Hybridity becomes the rule
The UN, with greatest experience of leading peace operations, wasn’t even allowed to set foot in the conflict zone. The AU, with little previous experience of such operations, was immediately thrown into a very challenging situation.
“It was clear that the government-supported Janjaweed militia would not back away from armed conflict if the AU troops got in their way,” Gelot remarks. The EU provided money, education and strategic advice.
“Multi-actor peace operations, or hybridity as they are also called, were not new in Africa, but after Darfur they became the rule rather than the exception,” she adds.
Green light for offensive strikes
The next big trial was Somalia. In 2007, the AU Peace and Security Council instituted AMISOM, the African Union Mission to Somalia, with the objective of re-establishing peace in that war-torn country. Armed AU forces were deployed to undertake so-called counter-insurgency campaigns, a new tactic.
“These involved short-term, offensive military strikes, for which both the UN and AU have given approval. This was the beginning of African involvement in the war on terrorism,” says Gelot, whose research includes an examination of AU peacekeeping forces in the field in Somalia as well as Ethiopia.
Mali dead-end exposes deficiencies
The next big trial came in 2012 in Mali, where the interim government found itself losing control to insurgent Tuareg rebels in the north. This episode exposed a crack in the AU’s peace and security structure.
The Mali government tried to gain the support of ECOWAS, the AU’s regional partner organization in West Africa. Like the AU, ECOWAS can call on multinational brigades for peace operations. “But the call for help got ensnared in diplomatic lobbying, partly because the AU’s central management and ECOWAS were unable to agree on how to share responsibility for such an intervention,” Gelot explains.
Embarrassment for the AU
As the situation continued to deteriorate, Mali’s interim government instead turned to France for military support. With UN Security Council approval, France launched Opération Serval.
It was an embarrassment for the AU to cede the initiative to an ex-colonial power. However, the shortcomings exposed sparked a reform process that is likely to strengthen the AU’s peace and security architecture in many ways. “AU executives realized that greater flexibility was key to addressing situations like that in Mali,” says Gelot, who has been at AU headquarters in Addis Ababa following the internal evaluation of AU policy towards Mali.
Upgraded role for the AU
Flexibility and regional niche capacity have become watchwords in the AU Peace and Security Council’s efforts to capitalize on comparative advantage and to best complement the UN and other actors in African peacekeeping.
The conclusion is that ECOWAS and other regional partners within the AU must be allowed a freer had to find suitable cooperation partners, whether they be multinational coalitions or individual states. “The union’s peace and security work must be more customizable and innovative,” says Gelot.

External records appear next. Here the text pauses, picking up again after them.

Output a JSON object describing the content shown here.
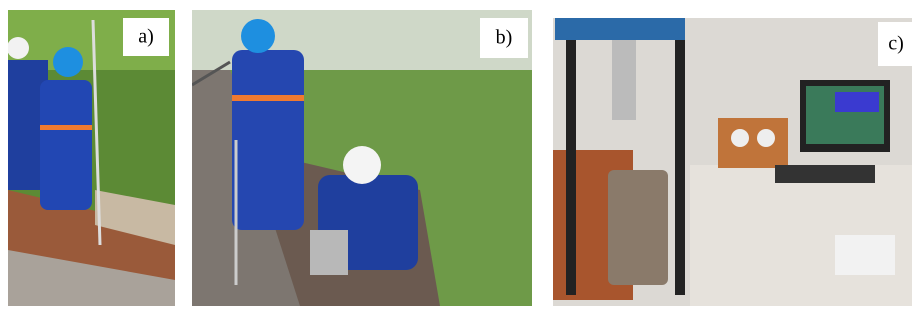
{
  "panels": [
    {
      "label": "a)"
    },
    {
      "label": "b)"
    },
    {
      "label": "c)"
    }
  ]
}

It wasn’t long before the new doctrine underwent its first trial. After the collapse of the peace process in the Central African Republic and the overthrow of the government by a rebel coalition in the spring of 2013, a low-intensity civil war with ethnic overtones ensued. ECCAS, ECOWAS’s counterpart in Central Africa, intervened with a peace operation, which was later handed over to a coalition comprising the UN, AU, EU and France.

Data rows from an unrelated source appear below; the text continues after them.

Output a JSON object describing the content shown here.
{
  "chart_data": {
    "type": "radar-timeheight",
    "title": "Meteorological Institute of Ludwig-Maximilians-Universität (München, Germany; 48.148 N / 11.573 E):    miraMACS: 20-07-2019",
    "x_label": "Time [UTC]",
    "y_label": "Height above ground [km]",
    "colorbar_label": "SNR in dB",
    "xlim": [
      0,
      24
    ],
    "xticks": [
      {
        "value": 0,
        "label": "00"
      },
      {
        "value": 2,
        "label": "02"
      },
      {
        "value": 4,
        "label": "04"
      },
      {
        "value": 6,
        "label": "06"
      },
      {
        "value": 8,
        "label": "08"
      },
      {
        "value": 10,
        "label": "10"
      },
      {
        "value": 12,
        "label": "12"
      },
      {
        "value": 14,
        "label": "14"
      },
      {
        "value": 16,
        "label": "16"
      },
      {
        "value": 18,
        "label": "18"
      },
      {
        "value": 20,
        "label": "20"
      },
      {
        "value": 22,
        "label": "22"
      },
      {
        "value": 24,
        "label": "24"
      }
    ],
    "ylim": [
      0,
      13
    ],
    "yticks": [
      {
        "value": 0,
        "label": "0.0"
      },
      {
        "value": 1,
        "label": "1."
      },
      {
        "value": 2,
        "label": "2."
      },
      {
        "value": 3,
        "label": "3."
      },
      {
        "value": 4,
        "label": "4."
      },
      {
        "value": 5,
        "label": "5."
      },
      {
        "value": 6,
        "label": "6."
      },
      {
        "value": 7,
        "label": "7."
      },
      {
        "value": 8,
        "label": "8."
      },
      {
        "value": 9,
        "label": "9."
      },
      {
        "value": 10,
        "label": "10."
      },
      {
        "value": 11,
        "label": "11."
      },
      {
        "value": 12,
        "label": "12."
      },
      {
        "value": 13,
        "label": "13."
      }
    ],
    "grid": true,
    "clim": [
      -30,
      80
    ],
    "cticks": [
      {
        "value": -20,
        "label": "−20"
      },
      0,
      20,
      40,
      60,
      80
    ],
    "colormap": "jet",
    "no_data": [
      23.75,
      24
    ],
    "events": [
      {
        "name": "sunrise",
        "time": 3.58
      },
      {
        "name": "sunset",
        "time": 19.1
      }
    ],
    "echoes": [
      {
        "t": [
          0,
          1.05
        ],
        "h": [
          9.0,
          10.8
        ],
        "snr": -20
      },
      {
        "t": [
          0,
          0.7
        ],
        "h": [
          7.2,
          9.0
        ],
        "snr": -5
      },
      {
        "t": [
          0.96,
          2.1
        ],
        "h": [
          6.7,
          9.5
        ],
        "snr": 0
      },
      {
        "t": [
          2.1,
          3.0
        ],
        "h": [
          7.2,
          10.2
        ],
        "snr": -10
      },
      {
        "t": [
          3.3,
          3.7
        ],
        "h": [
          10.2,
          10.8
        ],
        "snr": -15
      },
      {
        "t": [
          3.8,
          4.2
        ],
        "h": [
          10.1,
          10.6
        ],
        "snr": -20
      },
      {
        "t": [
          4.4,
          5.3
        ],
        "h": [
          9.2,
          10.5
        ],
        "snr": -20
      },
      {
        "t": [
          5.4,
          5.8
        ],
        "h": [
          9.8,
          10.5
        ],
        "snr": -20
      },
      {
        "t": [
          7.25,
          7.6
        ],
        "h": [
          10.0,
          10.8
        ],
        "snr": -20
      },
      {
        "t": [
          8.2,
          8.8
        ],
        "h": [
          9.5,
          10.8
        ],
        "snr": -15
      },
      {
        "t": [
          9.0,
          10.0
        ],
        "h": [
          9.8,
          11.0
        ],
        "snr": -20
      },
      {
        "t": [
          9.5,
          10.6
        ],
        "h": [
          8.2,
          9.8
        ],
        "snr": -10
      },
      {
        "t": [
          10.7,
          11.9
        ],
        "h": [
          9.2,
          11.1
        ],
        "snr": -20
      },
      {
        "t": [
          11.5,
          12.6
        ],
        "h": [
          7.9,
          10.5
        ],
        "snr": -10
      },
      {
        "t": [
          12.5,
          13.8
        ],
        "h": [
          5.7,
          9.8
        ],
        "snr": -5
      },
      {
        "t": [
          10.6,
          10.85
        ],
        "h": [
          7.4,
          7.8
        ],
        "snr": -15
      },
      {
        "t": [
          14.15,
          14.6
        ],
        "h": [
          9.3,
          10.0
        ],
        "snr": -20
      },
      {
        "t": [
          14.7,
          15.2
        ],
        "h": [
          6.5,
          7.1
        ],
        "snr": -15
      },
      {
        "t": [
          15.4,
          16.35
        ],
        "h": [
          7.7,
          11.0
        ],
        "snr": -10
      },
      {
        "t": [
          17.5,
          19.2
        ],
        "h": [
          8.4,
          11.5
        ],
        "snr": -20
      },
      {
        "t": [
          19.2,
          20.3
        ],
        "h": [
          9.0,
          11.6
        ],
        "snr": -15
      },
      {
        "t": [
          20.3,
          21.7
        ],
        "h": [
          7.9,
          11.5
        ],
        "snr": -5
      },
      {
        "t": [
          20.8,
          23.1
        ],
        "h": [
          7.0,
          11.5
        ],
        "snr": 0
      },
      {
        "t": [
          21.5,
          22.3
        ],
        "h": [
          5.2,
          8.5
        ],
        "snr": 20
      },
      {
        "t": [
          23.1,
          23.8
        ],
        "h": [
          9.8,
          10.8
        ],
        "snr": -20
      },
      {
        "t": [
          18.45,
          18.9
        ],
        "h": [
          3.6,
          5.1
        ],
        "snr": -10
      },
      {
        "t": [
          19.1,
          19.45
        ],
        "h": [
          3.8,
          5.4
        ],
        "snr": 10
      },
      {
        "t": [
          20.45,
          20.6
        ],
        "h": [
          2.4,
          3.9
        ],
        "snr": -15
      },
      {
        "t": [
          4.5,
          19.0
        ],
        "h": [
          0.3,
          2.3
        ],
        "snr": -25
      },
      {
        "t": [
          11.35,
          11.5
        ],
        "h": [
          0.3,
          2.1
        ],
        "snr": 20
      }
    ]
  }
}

“It doesn’t seem right to call these operations successful, since they’ve been plagued by scandal, including sexual violence and child abuse. But the intervention itself can be considered one of the foremost examples of hybridity and flexibility up to the present day,”  Gelot argues.

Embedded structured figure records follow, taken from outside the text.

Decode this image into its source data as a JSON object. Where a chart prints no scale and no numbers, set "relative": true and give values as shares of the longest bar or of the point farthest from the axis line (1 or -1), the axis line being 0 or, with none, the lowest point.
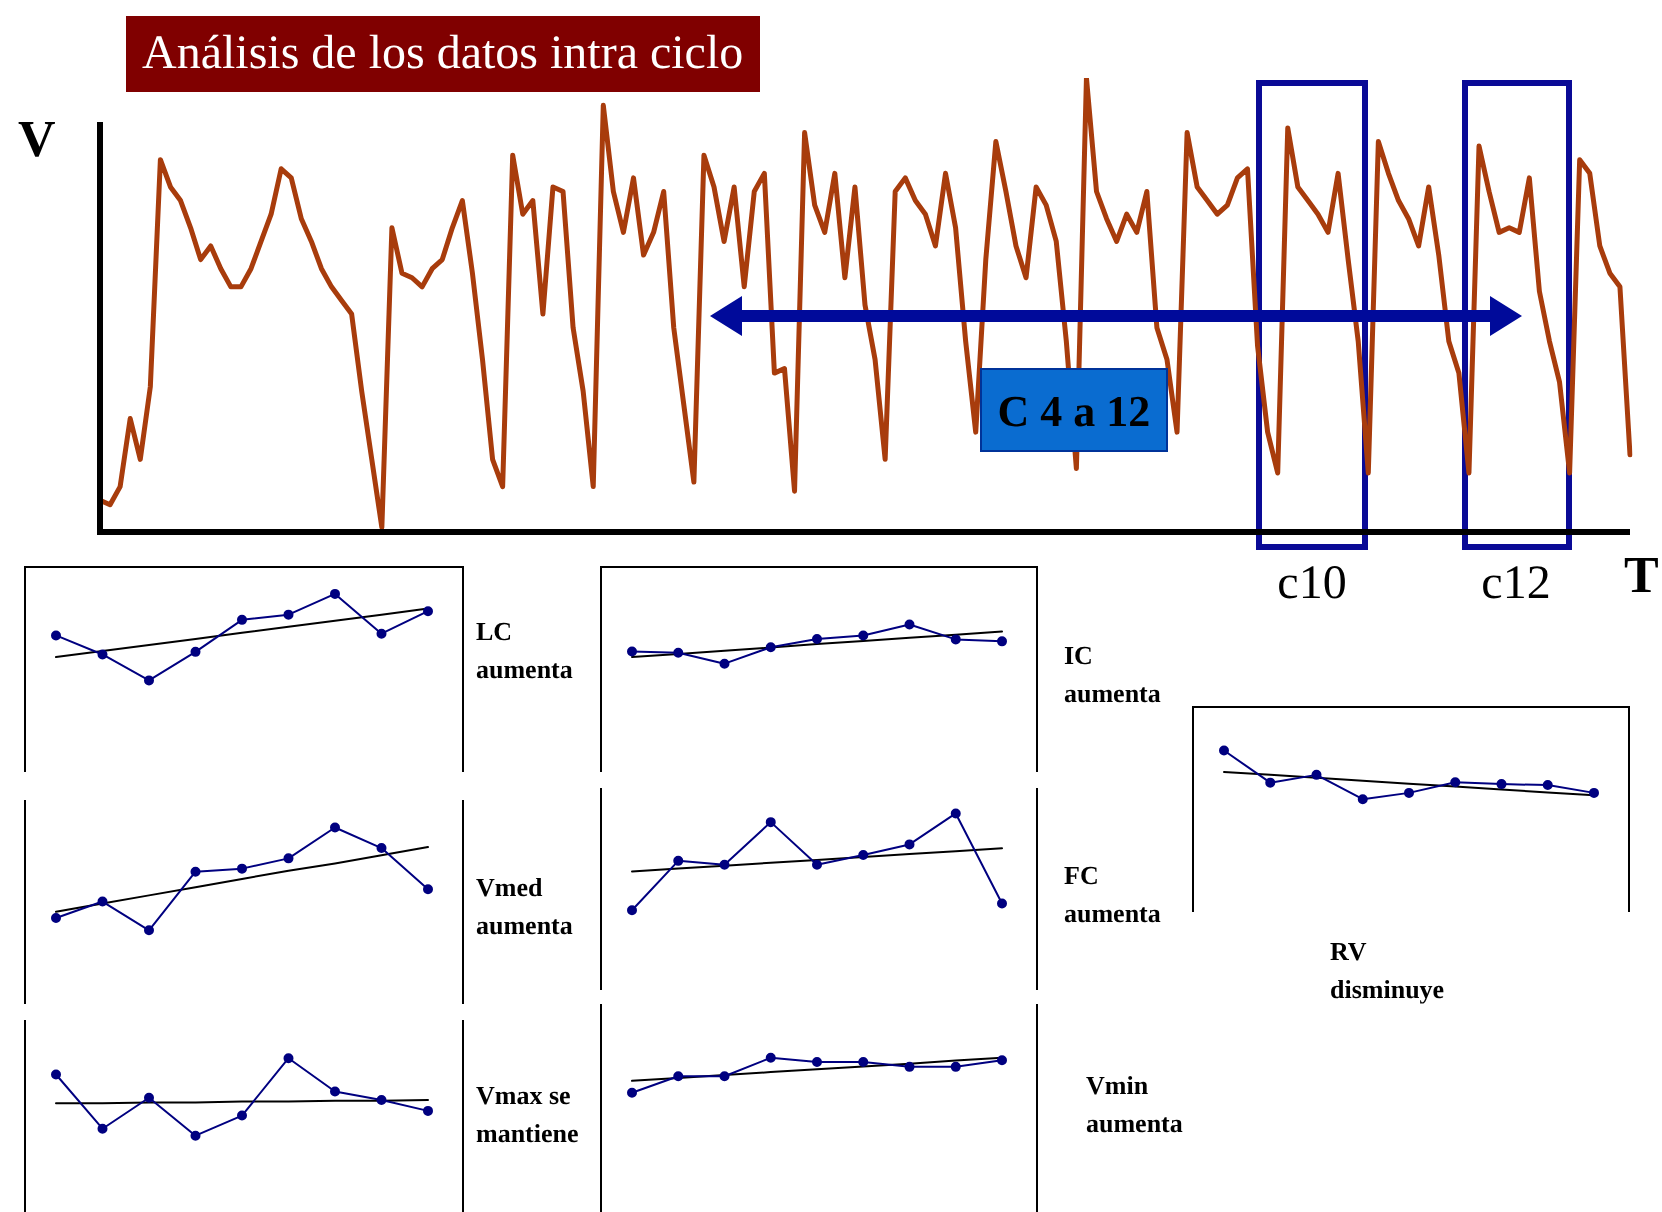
{
  "chart_data": [
    {
      "type": "line",
      "title": "Análisis de los datos intra ciclo",
      "xlabel": "T",
      "ylabel": "V",
      "relative": true,
      "marker": "none",
      "annotations": [
        "C 4 a 12",
        "c10",
        "c12"
      ],
      "categories": [
        null,
        null,
        null,
        null,
        null,
        null,
        null,
        null,
        null,
        null,
        null,
        null,
        null,
        null,
        null,
        null,
        null,
        null,
        null,
        null,
        null,
        null,
        null,
        null,
        null,
        null,
        null,
        null,
        null,
        null,
        null,
        null,
        null,
        null,
        null,
        null,
        null,
        null,
        null,
        null,
        null,
        null,
        null,
        null,
        null,
        null,
        null,
        null,
        null,
        null,
        null,
        null,
        null,
        null,
        null,
        null,
        null,
        null,
        null,
        null,
        null,
        null,
        null,
        null,
        null,
        null,
        null,
        null,
        null,
        null,
        null,
        null,
        null,
        null,
        null,
        null,
        null,
        null,
        null,
        null,
        null,
        null,
        null,
        null,
        null,
        null,
        null,
        null,
        null,
        null,
        null,
        null,
        null,
        null,
        null,
        null,
        null,
        null,
        null,
        null,
        null,
        null,
        null,
        null,
        null,
        null,
        null,
        null,
        null,
        null,
        null,
        null,
        null,
        null,
        null,
        null,
        null,
        null,
        null,
        null,
        null,
        null,
        null,
        null,
        null,
        null,
        null,
        null,
        null,
        null,
        null,
        null,
        null,
        null,
        null,
        null,
        null,
        null,
        null,
        null,
        null,
        null,
        null,
        null,
        null,
        null,
        null,
        null,
        null,
        null,
        null,
        null,
        null
      ],
      "series": [
        {
          "color": "#a83c0c",
          "values": [
            0.07,
            0.06,
            0.1,
            0.25,
            0.16,
            0.32,
            0.82,
            0.76,
            0.73,
            0.67,
            0.6,
            0.63,
            0.58,
            0.54,
            0.54,
            0.58,
            0.64,
            0.7,
            0.8,
            0.78,
            0.69,
            0.64,
            0.58,
            0.54,
            0.51,
            0.48,
            0.31,
            0.16,
            0.01,
            0.67,
            0.57,
            0.56,
            0.54,
            0.58,
            0.6,
            0.67,
            0.73,
            0.57,
            0.38,
            0.16,
            0.1,
            0.83,
            0.7,
            0.73,
            0.48,
            0.76,
            0.75,
            0.45,
            0.31,
            0.1,
            0.94,
            0.75,
            0.66,
            0.78,
            0.61,
            0.66,
            0.75,
            0.45,
            0.28,
            0.11,
            0.83,
            0.76,
            0.64,
            0.76,
            0.54,
            0.75,
            0.79,
            0.35,
            0.36,
            0.09,
            0.88,
            0.72,
            0.66,
            0.79,
            0.56,
            0.76,
            0.5,
            0.38,
            0.16,
            0.75,
            0.78,
            0.73,
            0.7,
            0.63,
            0.79,
            0.67,
            0.42,
            0.22,
            0.6,
            0.86,
            0.75,
            0.63,
            0.56,
            0.76,
            0.72,
            0.64,
            0.42,
            0.14,
            1.0,
            0.75,
            0.69,
            0.64,
            0.7,
            0.66,
            0.75,
            0.45,
            0.38,
            0.22,
            0.88,
            0.76,
            0.73,
            0.7,
            0.72,
            0.78,
            0.8,
            0.41,
            0.22,
            0.13,
            0.89,
            0.76,
            0.73,
            0.7,
            0.66,
            0.79,
            0.6,
            0.42,
            0.13,
            0.86,
            0.79,
            0.73,
            0.69,
            0.63,
            0.76,
            0.61,
            0.42,
            0.35,
            0.13,
            0.85,
            0.75,
            0.66,
            0.67,
            0.66,
            0.78,
            0.53,
            0.42,
            0.33,
            0.13,
            0.82,
            0.79,
            0.63,
            0.57,
            0.54,
            0.17
          ]
        }
      ]
    },
    {
      "type": "line",
      "relative": true,
      "marker": "circle",
      "annotations": [
        "LC aumenta"
      ],
      "categories": [
        null,
        null,
        null,
        null,
        null,
        null,
        null,
        null,
        null
      ],
      "series": [
        {
          "color": "#000080",
          "values": [
            0.52,
            0.3,
            0,
            0.33,
            0.7,
            0.76,
            1,
            0.54,
            0.8
          ]
        },
        {
          "color": "#000000",
          "marker": "none",
          "values": [
            0.27,
            0.34,
            0.41,
            0.48,
            0.55,
            0.62,
            0.69,
            0.76,
            0.83
          ]
        }
      ]
    },
    {
      "type": "line",
      "relative": true,
      "marker": "circle",
      "annotations": [
        "Vmed aumenta"
      ],
      "categories": [
        null,
        null,
        null,
        null,
        null,
        null,
        null,
        null,
        null
      ],
      "series": [
        {
          "color": "#000080",
          "values": [
            0.12,
            0.28,
            0,
            0.57,
            0.6,
            0.7,
            1,
            0.8,
            0.4
          ]
        },
        {
          "color": "#000000",
          "marker": "none",
          "values": [
            0.18,
            0.26,
            0.34,
            0.42,
            0.5,
            0.58,
            0.65,
            0.73,
            0.81
          ]
        }
      ]
    },
    {
      "type": "line",
      "relative": true,
      "marker": "circle",
      "annotations": [
        "Vmax se mantiene"
      ],
      "categories": [
        null,
        null,
        null,
        null,
        null,
        null,
        null,
        null,
        null
      ],
      "series": [
        {
          "color": "#000080",
          "values": [
            0.79,
            0.09,
            0.49,
            0,
            0.26,
            1,
            0.57,
            0.46,
            0.32
          ]
        },
        {
          "color": "#000000",
          "marker": "none",
          "values": [
            0.42,
            0.42,
            0.43,
            0.43,
            0.44,
            0.44,
            0.45,
            0.45,
            0.46
          ]
        }
      ]
    },
    {
      "type": "line",
      "relative": true,
      "marker": "circle",
      "annotations": [
        "IC aumenta"
      ],
      "categories": [
        null,
        null,
        null,
        null,
        null,
        null,
        null,
        null,
        null
      ],
      "series": [
        {
          "color": "#000080",
          "values": [
            0.31,
            0.28,
            0,
            0.42,
            0.63,
            0.72,
            1,
            0.62,
            0.57
          ]
        },
        {
          "color": "#000000",
          "marker": "none",
          "values": [
            0.17,
            0.25,
            0.33,
            0.41,
            0.5,
            0.58,
            0.66,
            0.74,
            0.82
          ]
        }
      ]
    },
    {
      "type": "line",
      "relative": true,
      "marker": "circle",
      "annotations": [
        "FC aumenta"
      ],
      "categories": [
        null,
        null,
        null,
        null,
        null,
        null,
        null,
        null,
        null
      ],
      "series": [
        {
          "color": "#000080",
          "values": [
            0,
            0.51,
            0.47,
            0.91,
            0.47,
            0.57,
            0.68,
            1,
            0.07
          ]
        },
        {
          "color": "#000000",
          "marker": "none",
          "values": [
            0.4,
            0.43,
            0.46,
            0.49,
            0.52,
            0.55,
            0.58,
            0.61,
            0.64
          ]
        }
      ]
    },
    {
      "type": "line",
      "relative": true,
      "marker": "circle",
      "annotations": [
        "Vmin aumenta"
      ],
      "categories": [
        null,
        null,
        null,
        null,
        null,
        null,
        null,
        null,
        null
      ],
      "series": [
        {
          "color": "#000080",
          "values": [
            0,
            0.47,
            0.47,
            1,
            0.88,
            0.88,
            0.74,
            0.74,
            0.93
          ]
        },
        {
          "color": "#000000",
          "marker": "none",
          "values": [
            0.34,
            0.42,
            0.51,
            0.59,
            0.67,
            0.75,
            0.83,
            0.92,
            1.0
          ]
        }
      ]
    },
    {
      "type": "line",
      "relative": true,
      "marker": "circle",
      "annotations": [
        "RV disminuye"
      ],
      "categories": [
        null,
        null,
        null,
        null,
        null,
        null,
        null,
        null,
        null
      ],
      "series": [
        {
          "color": "#000080",
          "values": [
            1,
            0.34,
            0.5,
            0,
            0.13,
            0.35,
            0.31,
            0.29,
            0.13
          ]
        },
        {
          "color": "#000000",
          "marker": "none",
          "values": [
            0.56,
            0.5,
            0.44,
            0.38,
            0.32,
            0.26,
            0.2,
            0.14,
            0.08
          ]
        }
      ]
    }
  ]
}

“It is precisely this that the Ramos-Horta report praises and has led to the AU being able to position itself as an upgraded strategic partner of the UN,” she adds.

Gelot will within coming weeks visit three continents to launch The Future of African Peace Operations, a new book in which she presents her previously unpublished research results and policy conclusions.
Apart from Linnéa Gelot of the Nordic Africa Institute, the other co-editors are Cedric de Coning and John Karlsrud, researchers with Nupi, the Norwegian Institute of International Affairs.